Hull himself flew from Chicago to St. Louis to rendezvous with photographer Bill Campbell, and within an hour of landing, both were on a boat in St. Charles County, just north of the city, reporting on the calamity firsthand and uncovering the kind of anecdotes about human nature that catastrophes seem to inspire. Says Hull: "The man who gave us a lift on his boat seemed more upset by the fact that the floods had forced him to move back with his ex-wife than with the massive destruction itself." And in Ste. Genevieve, Missouri, prisoners and housewives worked side by side tossing sandbags. Hull was impressed by the resilience of flood victims, many of whom maintained a spirit of teamwork and humor in the face of exhaustion and tragedy.

Meanwhile in Detroit, business correspondent William McWhirter was covering the financial aspect of the flood -- and he was also thinking back to his younger days in Kansas City, Missouri, hit hard by the great 1951 floods. Correspondent Taylor was collecting some new memories of the flood of 1993. "There was an eerie normality to life in Des Moines," she says. "With Guardsmen patrolling the empty streets, humidity oppressive and helicopters circling in the sky, it seemed like a M*A*S*H episode." TIME's photographers -- Steve Liss, Ron Haviv, Najlah Feanny and Fritz Hoffmann -- were scouring the area to capture such scenes on film.

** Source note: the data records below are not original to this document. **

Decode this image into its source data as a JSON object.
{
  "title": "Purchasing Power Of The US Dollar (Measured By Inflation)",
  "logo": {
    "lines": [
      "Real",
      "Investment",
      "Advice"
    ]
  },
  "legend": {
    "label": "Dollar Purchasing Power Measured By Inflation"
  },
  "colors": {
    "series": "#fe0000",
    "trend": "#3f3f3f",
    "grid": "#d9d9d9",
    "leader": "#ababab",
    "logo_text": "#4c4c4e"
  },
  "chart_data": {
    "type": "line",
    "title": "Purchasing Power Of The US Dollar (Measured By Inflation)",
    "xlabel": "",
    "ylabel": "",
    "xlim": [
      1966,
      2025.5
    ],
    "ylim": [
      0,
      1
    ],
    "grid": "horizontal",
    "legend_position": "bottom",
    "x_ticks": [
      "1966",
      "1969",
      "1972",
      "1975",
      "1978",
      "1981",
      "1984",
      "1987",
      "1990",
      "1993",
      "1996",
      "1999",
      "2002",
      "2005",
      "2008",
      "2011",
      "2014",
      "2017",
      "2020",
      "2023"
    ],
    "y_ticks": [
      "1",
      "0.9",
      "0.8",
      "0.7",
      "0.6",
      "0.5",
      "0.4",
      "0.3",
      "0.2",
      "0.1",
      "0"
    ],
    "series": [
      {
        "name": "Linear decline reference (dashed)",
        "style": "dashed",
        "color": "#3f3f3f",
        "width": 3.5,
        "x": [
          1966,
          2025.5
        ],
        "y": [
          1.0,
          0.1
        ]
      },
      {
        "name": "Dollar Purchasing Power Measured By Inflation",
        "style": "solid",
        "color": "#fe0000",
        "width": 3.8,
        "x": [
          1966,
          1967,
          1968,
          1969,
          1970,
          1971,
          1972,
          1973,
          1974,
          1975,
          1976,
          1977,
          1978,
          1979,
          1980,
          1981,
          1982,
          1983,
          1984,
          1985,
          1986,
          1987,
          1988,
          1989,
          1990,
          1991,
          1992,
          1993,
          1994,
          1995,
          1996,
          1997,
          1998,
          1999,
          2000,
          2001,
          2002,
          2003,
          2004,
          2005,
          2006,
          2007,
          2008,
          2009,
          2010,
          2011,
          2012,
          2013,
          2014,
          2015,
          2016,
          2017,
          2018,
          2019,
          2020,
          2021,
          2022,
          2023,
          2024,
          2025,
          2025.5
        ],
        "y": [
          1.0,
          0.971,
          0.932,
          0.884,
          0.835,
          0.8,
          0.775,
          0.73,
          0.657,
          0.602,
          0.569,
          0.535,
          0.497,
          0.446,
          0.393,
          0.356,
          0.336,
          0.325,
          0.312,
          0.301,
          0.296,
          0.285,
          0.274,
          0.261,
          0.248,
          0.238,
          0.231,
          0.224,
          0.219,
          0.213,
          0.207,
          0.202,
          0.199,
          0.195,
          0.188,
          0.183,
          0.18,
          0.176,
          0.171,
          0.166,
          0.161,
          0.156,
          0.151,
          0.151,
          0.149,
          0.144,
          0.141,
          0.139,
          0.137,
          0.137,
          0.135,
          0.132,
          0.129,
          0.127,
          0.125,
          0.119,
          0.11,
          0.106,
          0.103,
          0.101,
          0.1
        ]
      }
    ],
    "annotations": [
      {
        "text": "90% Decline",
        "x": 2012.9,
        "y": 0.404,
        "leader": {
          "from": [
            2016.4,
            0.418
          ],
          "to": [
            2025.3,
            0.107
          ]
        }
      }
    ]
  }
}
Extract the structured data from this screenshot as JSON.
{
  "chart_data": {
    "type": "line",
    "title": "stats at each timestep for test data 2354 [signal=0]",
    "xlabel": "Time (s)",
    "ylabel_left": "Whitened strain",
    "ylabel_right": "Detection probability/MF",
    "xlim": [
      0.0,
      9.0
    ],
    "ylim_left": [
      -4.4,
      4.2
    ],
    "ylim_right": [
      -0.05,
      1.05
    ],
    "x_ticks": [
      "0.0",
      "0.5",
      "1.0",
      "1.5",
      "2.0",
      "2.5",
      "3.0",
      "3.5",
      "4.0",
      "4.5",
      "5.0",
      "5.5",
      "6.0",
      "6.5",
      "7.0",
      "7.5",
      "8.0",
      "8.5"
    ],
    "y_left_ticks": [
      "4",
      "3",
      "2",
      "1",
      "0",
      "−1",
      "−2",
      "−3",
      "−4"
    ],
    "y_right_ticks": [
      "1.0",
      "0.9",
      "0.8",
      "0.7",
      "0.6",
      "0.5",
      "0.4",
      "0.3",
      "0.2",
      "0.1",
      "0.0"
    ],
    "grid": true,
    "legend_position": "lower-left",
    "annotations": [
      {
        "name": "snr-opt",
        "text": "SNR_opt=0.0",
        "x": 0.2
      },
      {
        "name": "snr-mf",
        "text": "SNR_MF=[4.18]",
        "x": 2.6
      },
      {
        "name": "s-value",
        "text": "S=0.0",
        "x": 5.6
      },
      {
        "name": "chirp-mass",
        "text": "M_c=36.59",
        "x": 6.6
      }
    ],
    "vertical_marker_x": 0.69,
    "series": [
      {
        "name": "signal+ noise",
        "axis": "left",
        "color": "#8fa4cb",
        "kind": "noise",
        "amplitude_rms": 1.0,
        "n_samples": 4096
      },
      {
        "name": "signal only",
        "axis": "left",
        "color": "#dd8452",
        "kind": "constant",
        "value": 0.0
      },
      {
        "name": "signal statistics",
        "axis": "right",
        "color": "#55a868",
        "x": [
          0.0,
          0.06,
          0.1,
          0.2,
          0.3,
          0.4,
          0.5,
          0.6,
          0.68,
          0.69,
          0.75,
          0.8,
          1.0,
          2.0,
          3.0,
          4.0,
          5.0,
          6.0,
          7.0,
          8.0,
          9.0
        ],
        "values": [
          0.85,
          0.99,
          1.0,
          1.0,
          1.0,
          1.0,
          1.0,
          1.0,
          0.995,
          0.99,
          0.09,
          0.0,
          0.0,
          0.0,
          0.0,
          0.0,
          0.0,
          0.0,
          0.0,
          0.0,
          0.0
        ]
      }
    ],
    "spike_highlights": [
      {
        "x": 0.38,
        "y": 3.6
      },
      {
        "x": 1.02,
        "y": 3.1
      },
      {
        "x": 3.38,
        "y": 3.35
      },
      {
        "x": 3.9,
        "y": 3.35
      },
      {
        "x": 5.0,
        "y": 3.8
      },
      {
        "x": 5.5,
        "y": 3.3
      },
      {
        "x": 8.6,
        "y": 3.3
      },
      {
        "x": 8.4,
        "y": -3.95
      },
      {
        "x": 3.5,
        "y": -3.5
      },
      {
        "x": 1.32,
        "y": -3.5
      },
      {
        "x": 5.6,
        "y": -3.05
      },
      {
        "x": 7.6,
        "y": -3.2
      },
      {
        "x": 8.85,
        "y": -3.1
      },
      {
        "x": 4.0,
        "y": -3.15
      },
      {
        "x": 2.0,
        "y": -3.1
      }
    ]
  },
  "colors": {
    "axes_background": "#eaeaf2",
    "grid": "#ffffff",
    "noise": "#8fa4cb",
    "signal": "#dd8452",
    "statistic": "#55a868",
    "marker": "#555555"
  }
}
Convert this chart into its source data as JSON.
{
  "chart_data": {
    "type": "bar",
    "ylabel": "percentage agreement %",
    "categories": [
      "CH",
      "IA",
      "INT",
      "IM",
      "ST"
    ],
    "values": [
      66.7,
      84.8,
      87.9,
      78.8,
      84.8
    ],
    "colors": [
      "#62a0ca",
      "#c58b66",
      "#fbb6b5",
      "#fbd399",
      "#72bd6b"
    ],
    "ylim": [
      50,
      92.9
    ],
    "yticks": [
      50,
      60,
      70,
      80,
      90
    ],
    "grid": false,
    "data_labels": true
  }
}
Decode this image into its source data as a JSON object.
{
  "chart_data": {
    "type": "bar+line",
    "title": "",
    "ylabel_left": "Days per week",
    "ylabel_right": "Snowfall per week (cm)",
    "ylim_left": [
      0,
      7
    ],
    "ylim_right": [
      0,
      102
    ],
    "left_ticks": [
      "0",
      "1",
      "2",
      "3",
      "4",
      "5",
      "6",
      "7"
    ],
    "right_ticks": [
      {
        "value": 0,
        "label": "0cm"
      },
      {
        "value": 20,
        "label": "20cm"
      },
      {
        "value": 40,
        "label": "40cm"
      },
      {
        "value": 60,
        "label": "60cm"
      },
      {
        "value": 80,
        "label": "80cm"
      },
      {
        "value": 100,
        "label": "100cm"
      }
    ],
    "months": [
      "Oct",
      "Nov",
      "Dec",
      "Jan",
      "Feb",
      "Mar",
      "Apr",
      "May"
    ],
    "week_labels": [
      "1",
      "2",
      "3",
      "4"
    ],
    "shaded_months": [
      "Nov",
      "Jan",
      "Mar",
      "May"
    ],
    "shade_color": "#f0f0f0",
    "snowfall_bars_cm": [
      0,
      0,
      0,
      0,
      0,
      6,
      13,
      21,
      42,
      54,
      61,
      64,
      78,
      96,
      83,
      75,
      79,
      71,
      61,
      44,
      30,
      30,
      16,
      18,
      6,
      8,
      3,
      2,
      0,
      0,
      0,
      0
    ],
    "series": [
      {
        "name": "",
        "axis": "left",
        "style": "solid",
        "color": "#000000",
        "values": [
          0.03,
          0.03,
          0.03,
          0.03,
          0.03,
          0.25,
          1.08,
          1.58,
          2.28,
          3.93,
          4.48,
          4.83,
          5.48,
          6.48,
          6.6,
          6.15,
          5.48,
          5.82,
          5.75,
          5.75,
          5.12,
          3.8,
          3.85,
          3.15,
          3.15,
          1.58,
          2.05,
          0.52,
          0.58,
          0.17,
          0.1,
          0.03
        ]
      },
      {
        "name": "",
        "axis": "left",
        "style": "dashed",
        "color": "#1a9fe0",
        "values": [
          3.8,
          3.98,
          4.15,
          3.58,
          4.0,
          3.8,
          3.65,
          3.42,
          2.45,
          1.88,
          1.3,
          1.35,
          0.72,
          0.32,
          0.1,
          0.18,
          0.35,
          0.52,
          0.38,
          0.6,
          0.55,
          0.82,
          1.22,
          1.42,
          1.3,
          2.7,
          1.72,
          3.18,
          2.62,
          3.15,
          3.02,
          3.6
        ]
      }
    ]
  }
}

Back in Chicago, senior correspondent Madeleine Nash, reporter Julie Grace and photo researcher Mary Thompson were monitoring developments and keeping the members of TIME's team in contact with one another. Perhaps the most dramatic contribution of all came from photographer Liss, a pilot. Ignoring the misgivings of police at the airport, he flew a small aircraft through a thunderstorm from Des Moines to Jefferson City, Missouri, to take the photo that graces this week's cover.